The Nvidia repricing of January 2025 overshoots. Inside ninety days the stock recovers more than half of the drawdown, because compute demand is determined by inference throughput per dollar, not training cost per model, and the inference picture remains structurally constrained.
Verification window: by 2025-04-30 · confidence high
- 2024-W44
- 2025-W01
DeepSeek Wiped a Trillion Off Nvidia. Was the Selloff Right?
The R1 release knocked roughly a trillion dollars off Nvidia's market cap across two trading sessions. The narrative that justified the drop was clean. If China can train frontier-class models at a fraction of the assumed compute cost, the structural demand curve for Nvidia GPUs flattens.
We agree the call was correct in direction. We do not agree it was correct in magnitude. This piece is the contrarian read. The repricing overshoots, and the stock recovers more than half of the drawdown inside ninety days.
What the market got right
The pricing assumption embedded in Nvidia's run through 2024 was that frontier training scales linearly with capability, and frontier training is where the GPU demand sits. DeepSeek demonstrated that the linear-scaling assumption was wrong. A re-rating was justified.
What the market got wrong
The market priced as if training is the structural demand driver. Training is the visible demand driver. Inference is the structural demand driver.
Two facts make this clearer.
Frontier inference workloads scale superlinearly with adoption, not linearly with model size. A reasoning model that runs deep chain-of-thought at request time burns ten to a hundred times more compute per deployed query than a same-size chat model. The DeepSeek release made reasoning models cheaper to train. It did not make them cheaper to serve. If anything it makes the inference math harder by lowering the barrier to deploying reasoning at scale.
Geopolitical compute restrictions are not relaxing. The US export control regime tightened in late 2024 and the new administration's first AI-policy statements reinforced the trajectory. Chinese labs can train clever models inside the constraint. They cannot serve global inference traffic at scale without compute access they do not have. The inference market remains a Western-and-allied story, and the Gulf is the largest non-US growth segment inside that story.
The Nvidia recovery curve
Our specific call: Nvidia recovers more than half of the trillion-dollar drawdown inside ninety days, on quarterly results that demonstrate inference demand re-accelerating into the DeepSeek wave rather than collapsing.
The mechanism. Hyperscaler capex guides re-affirm or raise. Enterprise customers who paused procurement during the December narrative re-enter the market because the cheaper-to-train story does not change their immediate need for inference capacity. The Gulf sovereign buyers accelerate their own purchases because DeepSeek is treated, correctly, as evidence that sovereign-AI capability is within reach.
What this means for compute geography
This is the underread part of the story.
DeepSeek's training-efficiency demonstration narrows the compute gap on the training side. It does nothing to narrow the compute gap on the inference side. The structural conclusion is that inference capacity becomes the constrained resource of the AI economy through 2025, and inference geography becomes a strategic question.

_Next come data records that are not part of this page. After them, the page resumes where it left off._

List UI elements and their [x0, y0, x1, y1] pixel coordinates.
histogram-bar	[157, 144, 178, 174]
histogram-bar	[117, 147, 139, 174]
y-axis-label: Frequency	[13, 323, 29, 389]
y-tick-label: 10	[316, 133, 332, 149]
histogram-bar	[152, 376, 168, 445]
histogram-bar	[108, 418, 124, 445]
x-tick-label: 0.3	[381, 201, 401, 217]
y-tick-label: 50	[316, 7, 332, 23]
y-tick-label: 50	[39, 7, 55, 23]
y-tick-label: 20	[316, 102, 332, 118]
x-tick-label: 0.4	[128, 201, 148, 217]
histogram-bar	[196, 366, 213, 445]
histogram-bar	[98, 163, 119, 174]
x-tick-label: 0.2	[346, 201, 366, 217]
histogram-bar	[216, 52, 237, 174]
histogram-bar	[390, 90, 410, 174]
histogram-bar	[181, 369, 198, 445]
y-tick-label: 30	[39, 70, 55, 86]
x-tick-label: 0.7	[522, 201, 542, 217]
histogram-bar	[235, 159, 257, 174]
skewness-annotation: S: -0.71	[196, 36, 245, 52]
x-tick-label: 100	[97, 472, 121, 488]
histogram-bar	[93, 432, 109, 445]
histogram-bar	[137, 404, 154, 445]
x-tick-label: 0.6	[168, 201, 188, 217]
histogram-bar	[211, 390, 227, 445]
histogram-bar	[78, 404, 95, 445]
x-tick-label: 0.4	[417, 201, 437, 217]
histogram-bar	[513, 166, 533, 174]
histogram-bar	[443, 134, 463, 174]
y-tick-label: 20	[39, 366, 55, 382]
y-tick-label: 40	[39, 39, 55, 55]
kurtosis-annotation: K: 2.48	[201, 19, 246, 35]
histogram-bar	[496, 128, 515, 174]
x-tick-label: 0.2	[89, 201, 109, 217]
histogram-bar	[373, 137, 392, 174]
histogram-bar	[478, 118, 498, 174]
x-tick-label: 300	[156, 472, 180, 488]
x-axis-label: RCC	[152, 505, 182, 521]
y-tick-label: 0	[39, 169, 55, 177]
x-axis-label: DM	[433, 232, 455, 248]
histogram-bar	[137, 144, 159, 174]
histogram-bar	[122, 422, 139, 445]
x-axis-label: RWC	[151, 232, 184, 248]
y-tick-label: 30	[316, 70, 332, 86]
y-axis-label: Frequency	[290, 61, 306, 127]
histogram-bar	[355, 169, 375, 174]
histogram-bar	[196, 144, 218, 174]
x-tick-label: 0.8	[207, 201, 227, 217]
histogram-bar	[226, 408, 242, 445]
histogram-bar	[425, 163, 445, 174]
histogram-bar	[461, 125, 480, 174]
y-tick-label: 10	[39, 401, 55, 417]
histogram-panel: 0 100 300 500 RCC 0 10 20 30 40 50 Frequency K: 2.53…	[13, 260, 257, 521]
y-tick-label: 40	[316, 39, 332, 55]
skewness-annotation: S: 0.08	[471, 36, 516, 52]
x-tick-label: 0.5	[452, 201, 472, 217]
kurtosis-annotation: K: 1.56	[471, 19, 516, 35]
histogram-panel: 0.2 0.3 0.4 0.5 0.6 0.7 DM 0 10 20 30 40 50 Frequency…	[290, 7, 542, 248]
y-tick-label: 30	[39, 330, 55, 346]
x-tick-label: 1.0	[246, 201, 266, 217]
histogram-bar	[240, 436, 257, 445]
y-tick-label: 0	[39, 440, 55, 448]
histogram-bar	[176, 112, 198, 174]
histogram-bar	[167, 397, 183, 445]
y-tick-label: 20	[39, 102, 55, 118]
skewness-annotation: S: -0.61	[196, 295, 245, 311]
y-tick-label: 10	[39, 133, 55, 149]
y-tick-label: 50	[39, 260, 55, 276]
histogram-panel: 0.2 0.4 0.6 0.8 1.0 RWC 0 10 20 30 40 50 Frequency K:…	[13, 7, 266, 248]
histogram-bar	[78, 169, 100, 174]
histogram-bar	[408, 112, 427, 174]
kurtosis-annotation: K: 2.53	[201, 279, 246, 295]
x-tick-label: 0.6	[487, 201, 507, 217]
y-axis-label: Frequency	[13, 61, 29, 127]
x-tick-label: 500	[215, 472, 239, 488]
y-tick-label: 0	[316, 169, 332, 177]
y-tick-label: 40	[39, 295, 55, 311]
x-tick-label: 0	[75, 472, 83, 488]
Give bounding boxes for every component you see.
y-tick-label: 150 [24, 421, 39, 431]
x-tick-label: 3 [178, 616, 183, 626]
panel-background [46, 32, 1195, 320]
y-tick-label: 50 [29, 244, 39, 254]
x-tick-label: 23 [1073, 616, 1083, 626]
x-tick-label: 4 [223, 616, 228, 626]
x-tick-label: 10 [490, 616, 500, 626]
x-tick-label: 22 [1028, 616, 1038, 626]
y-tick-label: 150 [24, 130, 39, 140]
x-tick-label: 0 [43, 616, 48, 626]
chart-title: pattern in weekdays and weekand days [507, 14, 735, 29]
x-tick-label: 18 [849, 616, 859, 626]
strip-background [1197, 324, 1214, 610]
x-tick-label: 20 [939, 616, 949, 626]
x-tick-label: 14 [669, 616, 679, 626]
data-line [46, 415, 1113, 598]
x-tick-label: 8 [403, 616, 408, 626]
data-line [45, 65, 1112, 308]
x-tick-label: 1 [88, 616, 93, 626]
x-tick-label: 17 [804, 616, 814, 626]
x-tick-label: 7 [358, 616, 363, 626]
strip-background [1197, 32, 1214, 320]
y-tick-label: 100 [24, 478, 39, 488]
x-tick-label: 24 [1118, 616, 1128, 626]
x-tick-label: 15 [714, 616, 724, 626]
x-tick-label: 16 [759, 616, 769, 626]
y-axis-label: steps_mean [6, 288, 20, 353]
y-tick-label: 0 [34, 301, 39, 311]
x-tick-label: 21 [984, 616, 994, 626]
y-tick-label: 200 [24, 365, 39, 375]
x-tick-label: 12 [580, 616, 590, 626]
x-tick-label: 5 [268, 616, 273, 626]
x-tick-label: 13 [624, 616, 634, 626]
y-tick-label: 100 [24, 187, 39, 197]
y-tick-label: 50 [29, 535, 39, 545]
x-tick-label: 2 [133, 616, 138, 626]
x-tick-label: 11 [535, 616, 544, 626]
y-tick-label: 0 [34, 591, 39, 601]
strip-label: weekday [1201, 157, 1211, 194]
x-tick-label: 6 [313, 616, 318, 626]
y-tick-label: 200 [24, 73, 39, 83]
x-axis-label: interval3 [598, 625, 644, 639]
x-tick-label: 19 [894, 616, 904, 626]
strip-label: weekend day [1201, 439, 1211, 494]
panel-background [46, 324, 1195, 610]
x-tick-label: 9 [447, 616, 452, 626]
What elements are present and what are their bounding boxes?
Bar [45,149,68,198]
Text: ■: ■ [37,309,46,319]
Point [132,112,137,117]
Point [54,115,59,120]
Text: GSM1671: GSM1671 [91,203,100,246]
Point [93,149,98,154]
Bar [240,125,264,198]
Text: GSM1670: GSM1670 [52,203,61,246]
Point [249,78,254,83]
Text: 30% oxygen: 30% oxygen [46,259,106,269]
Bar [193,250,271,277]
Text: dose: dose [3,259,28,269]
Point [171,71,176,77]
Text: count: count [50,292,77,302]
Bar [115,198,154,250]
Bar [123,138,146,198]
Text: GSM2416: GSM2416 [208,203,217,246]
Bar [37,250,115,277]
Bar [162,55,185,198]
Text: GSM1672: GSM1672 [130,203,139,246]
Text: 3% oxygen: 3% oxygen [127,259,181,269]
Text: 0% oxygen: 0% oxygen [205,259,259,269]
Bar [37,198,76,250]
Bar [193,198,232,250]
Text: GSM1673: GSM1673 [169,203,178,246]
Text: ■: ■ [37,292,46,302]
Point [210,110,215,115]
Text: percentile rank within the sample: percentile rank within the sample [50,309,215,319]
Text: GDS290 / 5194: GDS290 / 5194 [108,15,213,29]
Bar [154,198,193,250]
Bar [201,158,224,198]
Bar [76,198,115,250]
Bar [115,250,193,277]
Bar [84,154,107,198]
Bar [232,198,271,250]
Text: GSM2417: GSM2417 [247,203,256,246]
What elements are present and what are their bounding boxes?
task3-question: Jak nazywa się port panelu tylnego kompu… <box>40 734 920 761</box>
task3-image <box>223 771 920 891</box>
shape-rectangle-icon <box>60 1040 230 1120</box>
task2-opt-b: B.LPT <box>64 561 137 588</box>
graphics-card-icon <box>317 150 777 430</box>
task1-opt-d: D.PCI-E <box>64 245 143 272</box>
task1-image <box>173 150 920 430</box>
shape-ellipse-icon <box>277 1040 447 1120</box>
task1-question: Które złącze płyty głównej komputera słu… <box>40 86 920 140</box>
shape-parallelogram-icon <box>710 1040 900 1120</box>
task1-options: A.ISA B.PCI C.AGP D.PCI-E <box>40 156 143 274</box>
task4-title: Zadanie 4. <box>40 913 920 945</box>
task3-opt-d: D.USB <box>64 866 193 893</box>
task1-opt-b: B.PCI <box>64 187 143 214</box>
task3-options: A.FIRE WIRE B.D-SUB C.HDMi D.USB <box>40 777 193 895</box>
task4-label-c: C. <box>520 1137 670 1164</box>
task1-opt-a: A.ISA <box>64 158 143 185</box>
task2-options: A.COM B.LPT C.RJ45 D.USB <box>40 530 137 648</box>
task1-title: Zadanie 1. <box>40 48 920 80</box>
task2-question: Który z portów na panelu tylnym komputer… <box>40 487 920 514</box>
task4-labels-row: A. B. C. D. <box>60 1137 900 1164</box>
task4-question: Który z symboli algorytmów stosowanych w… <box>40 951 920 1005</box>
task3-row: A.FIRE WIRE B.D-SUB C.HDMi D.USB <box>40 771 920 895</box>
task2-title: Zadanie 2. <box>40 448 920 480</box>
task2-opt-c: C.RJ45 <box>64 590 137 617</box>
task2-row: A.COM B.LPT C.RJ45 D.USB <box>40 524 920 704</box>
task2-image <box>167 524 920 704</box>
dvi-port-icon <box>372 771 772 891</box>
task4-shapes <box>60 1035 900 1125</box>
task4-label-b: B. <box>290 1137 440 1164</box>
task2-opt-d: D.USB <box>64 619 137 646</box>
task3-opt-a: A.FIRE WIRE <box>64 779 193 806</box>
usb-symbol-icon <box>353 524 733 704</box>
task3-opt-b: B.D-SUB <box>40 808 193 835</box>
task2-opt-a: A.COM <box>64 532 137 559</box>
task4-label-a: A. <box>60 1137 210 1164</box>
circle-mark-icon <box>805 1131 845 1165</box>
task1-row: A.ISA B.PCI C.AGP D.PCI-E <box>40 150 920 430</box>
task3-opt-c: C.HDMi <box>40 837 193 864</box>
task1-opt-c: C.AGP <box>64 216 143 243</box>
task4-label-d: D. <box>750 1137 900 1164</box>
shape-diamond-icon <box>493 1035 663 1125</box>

The Gulf is unusually well positioned. G42's Cerebras integration plus the Microsoft anchor plus the PIF compute build creates an inference posture that no other region outside the US can match. ADGM and DIFC offer regulatory homes that work for both Western labs and a future PIF-anchored Saudi sovereign lab. Bahrain and Saudi Arabia have grid capacity and land at a cost structure European competitors cannot touch.
We expect AWS, Azure, and Google Cloud to all expand MENA inference capacity in 2025 in ways that will become visible by mid-year. We also expect the first credible inference-only sovereign cloud launch from a GCC actor inside the year.
Where we might be wrong
The recovery could be slower than ninety days. If Nvidia's Q1 earnings print softer than expected, the timing slips into Q3. The structural read remains correct even if the calendar is.
The China narrative could escalate. A second major release inside the same ninety-day window could pressure Nvidia further before the recovery starts. Our base case assumes one major release between now and end of Q1.
What this means for the Gulf
Two practical reads.
GCC family offices and sovereigns currently holding Nvidia exposure should not panic-sell into the dip. The drawdown is the buying opportunity, not the warning. We are sizing the recovery at fifty to seventy percent of the trillion-dollar move inside ninety days.
GCC operators should accelerate inference-capacity build. The structural inference-supply story is the most under-priced piece of the post-DeepSeek market. Operators positioning to host inference in the Gulf, with sovereign data terms, against demand from both Gulf enterprises and global customers using Gulf-resident endpoints, own one of the cleanest AI infrastructure plays available right now.
We will grade this prediction in 2025-W13 alongside the rest of the Q1 audit. If the recovery underperforms our band we will say so in public and update our framework. The point of publishing the contrarian read is that the next reader knows whether we were right within ninety days.